Light in August Gender Quotes

How we cite our quotes: Citations follow this format: (Chapter.Paragraph)

Quote #4

He was thinking now, aloud now, "Why in hell do I want to smell horses?" Then he said, fumbling: "It's because they are not women. Even a mare horse is a kind of man." (5.10)

Christmas is repeatedly disgusted by women and expresses the need to get away from them.

Quote #5

On all sides, even within him, the bodiless fecundmellow voices of n***o women murmured. It was as though he and all other manshaped life about him had been returned to the lightless hot wet primogenitive Female. He began to run, glaring, his teeth glaring, his inbreath cold on his dry teeth and lips, toward the next street lamp. (5.23)

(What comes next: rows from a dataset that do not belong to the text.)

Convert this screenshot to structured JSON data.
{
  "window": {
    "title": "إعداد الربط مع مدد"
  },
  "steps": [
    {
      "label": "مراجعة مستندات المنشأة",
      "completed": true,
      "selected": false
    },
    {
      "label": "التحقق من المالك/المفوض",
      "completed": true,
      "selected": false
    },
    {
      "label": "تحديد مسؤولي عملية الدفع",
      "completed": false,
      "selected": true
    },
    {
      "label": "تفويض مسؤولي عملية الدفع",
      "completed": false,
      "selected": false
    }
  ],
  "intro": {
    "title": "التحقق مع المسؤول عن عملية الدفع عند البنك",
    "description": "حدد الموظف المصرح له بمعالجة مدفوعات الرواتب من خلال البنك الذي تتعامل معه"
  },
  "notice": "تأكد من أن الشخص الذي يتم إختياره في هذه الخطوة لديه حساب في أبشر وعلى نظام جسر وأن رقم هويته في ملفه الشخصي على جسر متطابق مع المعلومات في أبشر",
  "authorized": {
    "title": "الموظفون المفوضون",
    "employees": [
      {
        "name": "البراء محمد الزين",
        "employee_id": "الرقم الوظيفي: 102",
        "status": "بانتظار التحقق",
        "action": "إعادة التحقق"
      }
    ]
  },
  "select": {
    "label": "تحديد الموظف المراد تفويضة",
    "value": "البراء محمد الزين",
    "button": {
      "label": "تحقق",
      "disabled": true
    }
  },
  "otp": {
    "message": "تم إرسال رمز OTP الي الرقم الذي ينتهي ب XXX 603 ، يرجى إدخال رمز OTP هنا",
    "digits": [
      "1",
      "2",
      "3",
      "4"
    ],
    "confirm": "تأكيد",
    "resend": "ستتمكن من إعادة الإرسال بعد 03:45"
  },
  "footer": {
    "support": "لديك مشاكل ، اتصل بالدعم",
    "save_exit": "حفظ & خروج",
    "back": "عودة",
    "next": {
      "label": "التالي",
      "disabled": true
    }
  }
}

Christmas smells black women and he begins to writhe with disgust. It's pretty complicated, but we can see it as another manifestation of his own self-hatred.

Quote #6

It was not the hard work which he hated, nor the punishment and injustice. He was used to that before he ever saw either of them… It was the woman: that soft kindness which he believed himself doomed to be forever victim of and which he hated worse than he did the hard and ruthless justice of men… "She was trying to make me cry. Then she thinks that they would have had me." (7.55)

Christmas prefers the meanness of men to the kindness of women.